A follow up to my last post

This was the closing picture I posted on my last blog entry. I’m always interested when find vintage photos of the old traditional telephone booth that was stationed on the western side of old St. Mary’s Church on Grant Ave. I don’t know when it was removed, probably during the 1990s, but it goes at least as far back as the 1960s. (Thumbnail images)

  

In November of 2019, I posted this photo update and wrote “In my last post I showed a picture of two ladies from the late 1950s making a telephone call from a phone booth next to Old St. Mary’s Church that was designed to look like a telephone booth in Chinatown should look. This picture taken in the early 1960s is the only other picture I’ve seen yet of that old telephone booth with the red roof on the far right. The telephone booth was just behind where the cement potted tree is in my picture.” I found out later that I was wrong.

  

It wasn’t until I had looked back at old slide pictures I had taken in the early 1980s that I had seen another picture of the “old telephone booth with the red roof”. I think my top slide was from 1985.

  

Photographer Fred Lyon took the top picture of the “two ladies from the late 1950s” that I mentioned in 2019, but his picture may have been taken in the 1960s.

 

 

5 thoughts on “A follow up to my last post

  • Gee, I was not aware that those compact C10 (or S10) Blazers went back that far. I thought that they were from the late 1980s, or even 1989. Apparently, they became available first in 1980! The colors of its license plate is also consistent with 1985.

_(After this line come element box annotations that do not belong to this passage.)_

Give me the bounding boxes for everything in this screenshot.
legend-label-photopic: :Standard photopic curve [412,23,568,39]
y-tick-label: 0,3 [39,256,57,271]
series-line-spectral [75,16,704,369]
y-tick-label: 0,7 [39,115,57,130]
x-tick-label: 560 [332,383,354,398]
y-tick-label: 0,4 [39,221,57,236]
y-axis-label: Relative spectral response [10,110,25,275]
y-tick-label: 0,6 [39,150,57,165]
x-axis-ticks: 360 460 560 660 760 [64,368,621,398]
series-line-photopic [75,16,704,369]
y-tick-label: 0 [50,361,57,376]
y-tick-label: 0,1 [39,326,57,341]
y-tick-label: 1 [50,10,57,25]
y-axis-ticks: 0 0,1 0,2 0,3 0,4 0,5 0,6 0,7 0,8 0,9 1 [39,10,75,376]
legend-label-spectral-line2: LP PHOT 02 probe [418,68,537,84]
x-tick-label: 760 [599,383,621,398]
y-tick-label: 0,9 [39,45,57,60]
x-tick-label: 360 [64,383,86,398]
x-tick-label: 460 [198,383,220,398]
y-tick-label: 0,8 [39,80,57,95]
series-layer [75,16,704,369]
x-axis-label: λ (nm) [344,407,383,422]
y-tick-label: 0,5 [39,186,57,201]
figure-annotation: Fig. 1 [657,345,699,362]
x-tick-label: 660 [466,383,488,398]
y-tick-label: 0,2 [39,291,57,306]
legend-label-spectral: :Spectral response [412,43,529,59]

    I probably mentioned that there was an old telephone booth at work until only a few years ago. The telephone within had not been operational for many years. Unfortunately, some young person, who had no appreciation for its historical novelty, had it removed without telling anyone else. If others had known prior to its removal, it would still be here now.

      • The Blazer is to the left in the third pair of pictures. I acquired one from a neighbor who left it when he relocated a few years ago. However, we referred to it as a Bravada rather than a Blazer. I thought that it was an embarrassment to the former Blazers, but that it would be more stylish as an Oldsmobile. It was not. I was hoping that you would not inquire about the trees, since I can not identify them. They are likely Ficus microcarpa ‘Nitida’, Indian laurel. If so, they should have rather smooth grayish or almost white bark that looks like sculpted concrete. The tree in the large urn is likely either Eriobotrya deflexa, bronze loquat or Eriobotrya japonica, loquat.

      • Wow, these trees are not easy to identify. What I thought were either bronze loquat or loquat are more likely Rhaphiolepis indica ‘Majestic Beauty’ Indian hawthorn. What I thought were Indian laurel are more likely Metrosideros excelsa, New Zealand Christmas tree. ‘Majestic Beauty’ Indian hawthorn resembles loquat, and may actually be a hybrid of it, but is more compact, and blooms with a profusion of pink flowers rather than sporadic and unimpressive pale white flowers. New Zealand Christmas tree develops a densely evergreen canopy, and blooms nicely in summer with rich red staminate flowers that resemble those of various species of Eucalyptus.

      • The bark of New Zealand Christmas tree is not smooth, but develops a uniform and finely ‘checkered’ texture, with gray color. Some limbs might develop oddly thin aerial roots that hang downward.